The data migration jobs are created by selecting the list of tables from the discovery service and the refresh mechanism. When the category is selected ,such as Bulk ,Incremental ,Timestamp ,and Query, etc., the relevant tables will be listed based on the data captured at each table level.
The job run will be triggered based on the details provided while registering the job and it is split into two stages. Data is extracted from Teradata or FTP/SFTP servers to target cloud service storage and vice versa.
These two stages are decoupled using Kafka queue which helps to manage the failure-re-run effectively as well as start the next table load from Teradata while the previous table Target warehouse load in-progress.
The job execution will be considered successful only when all the tables associated with the job are successfully loaded from source to target warehouse.
The re-run option will be enabled only for the failed job run. A failed job re-run will perform the data migration for the failed tables and the data load will resume from the point where it failed.
The Complexity Analyzer defines the complexity of ETL/ELT scripts in the aspect of conversion. Users need to perform the following steps for Complexity Analyzer service
- Complexity Analyzer Job Creation
- View Complexity Job
- Edit Complexity Job
- Execution of Complexity Job
- Monitoring Job Execution
- Delete Complexity Job
Also Complexity Analyzer scans the Teradata BTEQ scripts and classifies them into Simple, Medium and Complex based on the rules defined in cloud native services.
The job registry requires user to specify a path where the BTEQ script is available along with the link service to connect the FTP server where the scripts are placed. While registering the jobs, the rules also need to be specified. The classification rules are specific to each job registered ,and it can have different classification values based on the user input.

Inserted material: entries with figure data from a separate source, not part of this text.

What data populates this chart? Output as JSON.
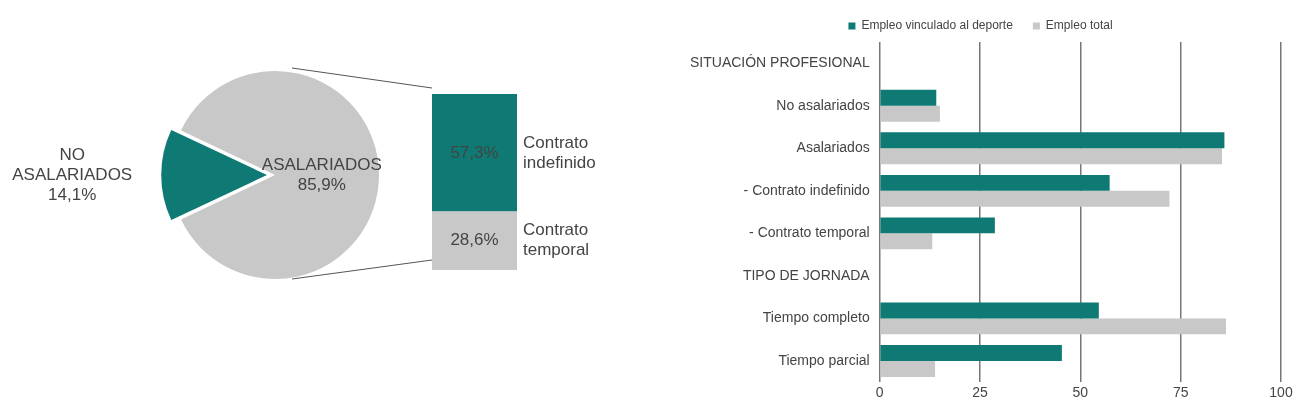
{
  "chart_data": [
    {
      "type": "pie",
      "categories": [
        "NO ASALARIADOS",
        "ASALARIADOS"
      ],
      "values": [
        14.1,
        85.9
      ],
      "colors": [
        "#0e7a73",
        "#c8c8c8"
      ],
      "value_labels": [
        "14,1%",
        "85,9%"
      ],
      "legend": false
    },
    {
      "type": "bar",
      "stacked": true,
      "categories": [
        null
      ],
      "tick_labels": false,
      "legend": false,
      "series": [
        {
          "name": "Contrato temporal",
          "color": "#c8c8c8",
          "values": [
            28.6
          ],
          "value_labels": [
            "28,6%"
          ]
        },
        {
          "name": "Contrato indefinido",
          "color": "#0e7a73",
          "values": [
            57.3
          ],
          "value_labels": [
            "57,3%"
          ]
        }
      ]
    },
    {
      "type": "bar",
      "orientation": "horizontal",
      "categories": [
        "SITUACIÓN PROFESIONAL",
        "No asalariados",
        "Asalariados",
        "- Contrato indefinido",
        "- Contrato temporal",
        "TIPO DE JORNADA",
        "Tiempo completo",
        "Tiempo parcial"
      ],
      "xlim": [
        0,
        100
      ],
      "xticks": [
        0,
        25,
        50,
        75,
        100
      ],
      "grid": "x",
      "legend": "top",
      "series": [
        {
          "name": "Empleo vinculado al deporte",
          "color": "#0e7a73",
          "values": [
            null,
            14.1,
            85.9,
            57.3,
            28.7,
            null,
            54.6,
            45.4
          ]
        },
        {
          "name": "Empleo total",
          "color": "#c8c8c8",
          "values": [
            null,
            15.0,
            85.3,
            72.2,
            13.1,
            null,
            86.3,
            13.8
          ]
        }
      ]
    }
  ]
}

ETL migration service constitutes of two services, which generate the following output based on the mapping document available in IDEA metadata
- ETL Code Conversion
- Store Procedure wrapped ETL Conversion
ETL script might have DDL (temporary table creation) and DML statements and the ETL migration supports both DDL and DML conversion into target warehouse compatible statements. ETL migration also uses parsers to generate two files
- Error Parsed File (AI powered)
- Semantic Parsed File (AI powered)
Percentage statistics file will help you understand the conversion percentage of the input script. The two error files will specify the errors at a granular level for better understanding.
For converted scripts - APIs are built to show the source and converted scripts on UI to perform side-by-side comparison.